Odontogenic carcinoma can arise from odontogenic cysts, odontogenic tumors or de novo. Residual apical radicular cyst and dentigerous cyst are the most common odontogenic cyst known to have malignant transformation11). The presence of a cyst and contiguous carcinoma has been explained though three possible theories12): 1) individual synchronous cyst and carcinoma arosal; 2) cystic transformation of a preexisting carcinoma or 3) carcinoma arising from a preexisting cyst. This case of odontogenic carcinoma was suspected to have originated from its preceded OKC because of a few number of evidences observed in the pathological specimen. Full enucleation of the primary lesion revealed a benign cyst with no evidence of malignancy which was consistent with the benign characteristics on radiologic images. Although most of the malignant tumor, the recurred lesion, was composed of solid tumor islands, there were portions of cystic architecture that exhibited parakeratin, yet severe cellular atypia as well.
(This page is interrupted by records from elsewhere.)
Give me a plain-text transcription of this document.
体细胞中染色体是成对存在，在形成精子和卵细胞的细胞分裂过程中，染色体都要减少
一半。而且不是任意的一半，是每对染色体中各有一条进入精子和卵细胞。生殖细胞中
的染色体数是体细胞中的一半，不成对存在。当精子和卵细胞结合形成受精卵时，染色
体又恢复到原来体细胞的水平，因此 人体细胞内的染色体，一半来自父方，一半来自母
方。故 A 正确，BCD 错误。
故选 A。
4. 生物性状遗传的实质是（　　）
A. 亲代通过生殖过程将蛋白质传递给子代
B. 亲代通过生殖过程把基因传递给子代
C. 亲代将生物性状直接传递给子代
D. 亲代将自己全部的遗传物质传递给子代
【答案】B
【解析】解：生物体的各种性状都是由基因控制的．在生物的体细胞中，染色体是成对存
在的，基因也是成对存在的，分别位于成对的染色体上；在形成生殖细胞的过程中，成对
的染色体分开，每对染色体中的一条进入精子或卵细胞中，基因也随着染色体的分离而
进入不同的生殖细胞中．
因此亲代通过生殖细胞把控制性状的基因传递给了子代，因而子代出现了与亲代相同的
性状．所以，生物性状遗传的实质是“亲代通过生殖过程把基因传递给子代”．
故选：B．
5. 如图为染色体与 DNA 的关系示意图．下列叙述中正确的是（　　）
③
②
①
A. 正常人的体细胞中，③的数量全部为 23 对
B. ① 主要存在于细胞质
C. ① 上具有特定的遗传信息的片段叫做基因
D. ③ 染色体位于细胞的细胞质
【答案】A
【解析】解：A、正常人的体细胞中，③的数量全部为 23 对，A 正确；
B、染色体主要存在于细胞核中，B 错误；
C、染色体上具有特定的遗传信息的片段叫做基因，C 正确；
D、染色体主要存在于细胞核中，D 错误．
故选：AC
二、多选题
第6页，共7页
Moreover, the overlying oral mucosa or gingiva sulcus epithelium, which are candidates for carcinoma development, did not display any evidence of malignancy, suggesting a primary intraosseous lesion.
Radiologic changes in post-operative regions such as increased radiolucency and irregular marginal features raise a warning signal for not only recurrence or post-infection, but malignant transformation of remnant epithelium. Although the occurrence of malignant transformation in odontogenic cyst is rare, abnormal clinical and radiologic characteristics in post-enucleated cysts or cysts confirmed by incision and still before excision should be evaluated for possible tumorous change. Multiple biopsy, specifically made at the irregular site, may benefit accurate diagnosis. The prognosis of odontogenic cysts are more superior than carcinoma, yet periodic checkups are needed to confirm complete healing.